Alarms are raised if:

  • A message queue is building up.
  • The URL does not respond fast enough.
  • RabbitMQ memory or disk space is to high.
  • RabbitMQ connections or file descriptors are too high.
  • Any of the other normal server metrics are compromised.

Fail Over Plan (New Server)

In the event of a major server outage on any rabbit server that can’t be addressed by normal troubleshooting and support within the first 30 minutes the rabbit server can be rebuilt from the ground up.  

This however, can take up to an hour to achieve on occasion so to prevent too much downtime we will switch the live environment to use a secondary RabbitMQ server (shared with other queues) temporarily, and then switch the system back once the new server has been brought back online.

This can be achieved by changing the IP address that the DNS is pointing to. 

Then setting up the necessary admin users and passwords on the tenant being recovered in the Portal and deploying the tenant again. This process will automatically connect the tenant services to the allocated RabbitMQ server, and the queues will start operating there as before.

Since all queue traffic is set up using vhosts within the RabbitMQ environment, all queues belonging to each of the tenants sharing the server are kept separate from each other so there is no chance of cross-contamination of any queues.

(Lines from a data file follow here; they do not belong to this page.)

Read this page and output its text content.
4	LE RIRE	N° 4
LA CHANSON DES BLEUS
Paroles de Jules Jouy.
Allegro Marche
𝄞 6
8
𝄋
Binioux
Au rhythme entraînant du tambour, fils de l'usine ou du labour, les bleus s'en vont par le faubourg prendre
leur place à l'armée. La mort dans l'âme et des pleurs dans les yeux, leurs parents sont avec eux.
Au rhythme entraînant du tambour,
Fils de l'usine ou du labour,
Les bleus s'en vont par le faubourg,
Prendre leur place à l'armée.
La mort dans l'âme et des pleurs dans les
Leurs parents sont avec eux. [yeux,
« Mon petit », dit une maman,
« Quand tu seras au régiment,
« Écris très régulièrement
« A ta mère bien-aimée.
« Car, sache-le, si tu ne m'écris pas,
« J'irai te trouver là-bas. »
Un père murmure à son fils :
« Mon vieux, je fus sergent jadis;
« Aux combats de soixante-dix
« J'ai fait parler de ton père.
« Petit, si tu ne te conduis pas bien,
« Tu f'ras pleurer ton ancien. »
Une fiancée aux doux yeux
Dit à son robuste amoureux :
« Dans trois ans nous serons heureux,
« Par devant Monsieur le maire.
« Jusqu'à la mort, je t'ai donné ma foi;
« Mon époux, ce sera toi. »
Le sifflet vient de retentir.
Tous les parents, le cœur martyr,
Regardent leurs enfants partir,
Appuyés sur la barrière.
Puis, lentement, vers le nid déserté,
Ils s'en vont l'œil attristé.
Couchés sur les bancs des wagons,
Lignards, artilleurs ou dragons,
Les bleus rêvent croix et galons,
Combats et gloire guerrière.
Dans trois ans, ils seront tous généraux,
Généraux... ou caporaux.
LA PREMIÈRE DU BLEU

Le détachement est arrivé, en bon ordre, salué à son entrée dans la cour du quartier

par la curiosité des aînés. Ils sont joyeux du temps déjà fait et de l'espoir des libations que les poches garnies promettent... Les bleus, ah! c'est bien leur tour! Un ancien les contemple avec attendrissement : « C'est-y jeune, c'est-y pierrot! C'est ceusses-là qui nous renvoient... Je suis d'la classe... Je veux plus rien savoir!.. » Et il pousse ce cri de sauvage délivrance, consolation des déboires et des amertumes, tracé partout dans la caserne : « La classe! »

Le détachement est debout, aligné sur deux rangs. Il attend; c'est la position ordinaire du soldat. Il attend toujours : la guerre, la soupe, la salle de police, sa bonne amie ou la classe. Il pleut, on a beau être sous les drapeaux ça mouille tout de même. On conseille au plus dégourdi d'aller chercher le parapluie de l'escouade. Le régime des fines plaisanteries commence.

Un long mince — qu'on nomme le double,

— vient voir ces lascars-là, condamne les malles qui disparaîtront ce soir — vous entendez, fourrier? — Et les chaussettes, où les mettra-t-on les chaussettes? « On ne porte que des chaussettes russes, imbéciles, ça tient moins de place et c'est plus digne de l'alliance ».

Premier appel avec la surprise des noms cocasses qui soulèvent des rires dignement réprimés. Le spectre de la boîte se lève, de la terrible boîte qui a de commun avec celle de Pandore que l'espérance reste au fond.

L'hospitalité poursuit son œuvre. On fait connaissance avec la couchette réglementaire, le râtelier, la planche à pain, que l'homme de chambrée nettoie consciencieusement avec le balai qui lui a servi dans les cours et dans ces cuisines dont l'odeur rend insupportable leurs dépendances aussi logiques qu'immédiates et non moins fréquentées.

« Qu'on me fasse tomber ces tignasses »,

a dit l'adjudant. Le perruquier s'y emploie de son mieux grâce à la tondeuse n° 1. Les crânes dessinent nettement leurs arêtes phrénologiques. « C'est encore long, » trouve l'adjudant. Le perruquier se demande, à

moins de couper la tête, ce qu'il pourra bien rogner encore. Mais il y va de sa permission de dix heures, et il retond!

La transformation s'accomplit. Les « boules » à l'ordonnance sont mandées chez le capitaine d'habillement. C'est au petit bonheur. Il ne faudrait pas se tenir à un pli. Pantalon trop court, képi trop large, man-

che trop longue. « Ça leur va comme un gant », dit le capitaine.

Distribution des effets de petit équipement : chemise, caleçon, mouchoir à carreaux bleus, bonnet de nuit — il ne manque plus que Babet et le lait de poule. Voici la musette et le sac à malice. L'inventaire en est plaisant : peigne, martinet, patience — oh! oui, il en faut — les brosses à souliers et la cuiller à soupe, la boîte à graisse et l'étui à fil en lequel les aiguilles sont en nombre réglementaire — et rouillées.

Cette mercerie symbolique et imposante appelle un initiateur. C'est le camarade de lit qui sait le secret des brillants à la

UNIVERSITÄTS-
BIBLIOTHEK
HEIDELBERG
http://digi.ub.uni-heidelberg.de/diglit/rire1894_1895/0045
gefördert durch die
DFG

Possible time of outage:  

  • 30 minutes support time 
  • 5 minutes fail over to secondary and 5 minutes to switch back at a scheduled time. 
  • 15 minutes of validation and testing 

Fail Over Plan (Standby Server)

As stated previously - in the event of a major server outage on any Rabbit server that can’t be addressed by normal troubleshooting and support within the first 30 minutes the rabbit server can be switched to point at another server by changing the IP address associated to the server DNS.

In some cases, the customer might want to keep a backup server running for fail over purposes. The server will need to be maintained as a normal production server and kept ready to go at a moment’s notice.

Seeing as this is a dedicated server for that single tenant it may not even be necessary to reconfigure the server settings, the services would simply need to be restarted to establish the new connection.

Please Note: The RedQueueBroker service would need to be restarted first to configure the RabbitMQ server before the rest of the services try to connect.

Possible time of outage:

Outage times will vary depending on the state of the standby server.

  • A customer could have the server ready but switched off, in which case it would need to be booted up first.
  • The server could keep running all the time and the only delay would be caused by the DNS change needing to propagate.
  • The customer might choose to have some sort of proxy in front of the rabbit server which can be simply pointed over to the standby server without much impact or waiting time.

All the above mentioned would be reliant on what speed the team can work at.

Impact 

The RabbitMQ server is responsible for all communication in the system and as such once it is offline the impact will be felt with screens not loading correctly or very slowly and potentially alarms not loading or triggering on time. As soon as it is brought back online the services should all connect again in an acceptable time, and the system will be operating normally.